Ecco l’andamento dei lavori che si stanno svolgendo in linea con i tempi previsti. E’ stato consolidato tutto il piano cimiteriale posto intorno alla pieve, comprese le due logge. Le 515 lapidi sono state completamente rimosse e “fortunatamente quelle intere non si sono rotte, mentre per quelle lesionate o rotte il restauratore sta provvedendo a rincollarle per cui non abbiamo avuto nessuna perdita del materiale originale”, spiega l’architetto Donella Garfagnini direttore dei lavori.
E’ cominciato l’intervento di ripulitura della facciata nord, che è quella più compromessa, e contemporaneamente sono state risistemate le coperture sia dei transetti sia della navata.
I lavori interni alla chiesa non hanno ancora avuto inizio perchè viene usata la navata come laboratorio di restauro delle lapidi. Lo svolgimento di questi lavori è previsto a partire da settembre con la rimozione del pavimento in cotto moderno e la realizzazione dell'impianto elettrico e del nuovo pavimento in cocciopesto.
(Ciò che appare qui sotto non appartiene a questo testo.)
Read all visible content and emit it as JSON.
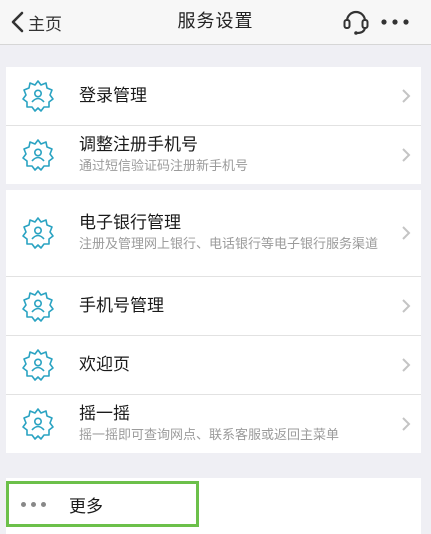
{
  "header": {
    "back_label": "主页",
    "title": "服务设置",
    "icons": [
      "customer-service-icon",
      "more-icon"
    ]
  },
  "group1": [
    {
      "title": "登录管理",
      "subtitle": ""
    },
    {
      "title": "调整注册手机号",
      "subtitle": "通过短信验证码注册新手机号"
    }
  ],
  "group2": [
    {
      "title": "电子银行管理",
      "subtitle": "注册及管理网上银行、电话银行等电子银行服务渠道"
    },
    {
      "title": "手机号管理",
      "subtitle": ""
    },
    {
      "title": "欢迎页",
      "subtitle": ""
    },
    {
      "title": "摇一摇",
      "subtitle": "摇一摇即可查询网点、联系客服或返回主菜单"
    }
  ],
  "footer": {
    "more_label": "更多"
  },
  "colors": {
    "accent": "#2aa3c2",
    "highlight": "#6cc04a",
    "background": "#efeff4"
  }
}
“Oltre a ciò – dice l’arch. Garfagnini - stiamo valutando la possibilità di intervenire all'esterno della pieve risistemando le aree cimiteriali contermini, che presentano le stesse caratteristiche storiche e formali delle lapidi della pieve, in modo particolare il piccolo cimitero posto sul lato sud, che presenta delle belle edicole in marmo che vorremmo restaurare, sempre in accordo con la Soprintendenza di Pisa.
Il termine dei lavori è previsto per la metà di dicembre.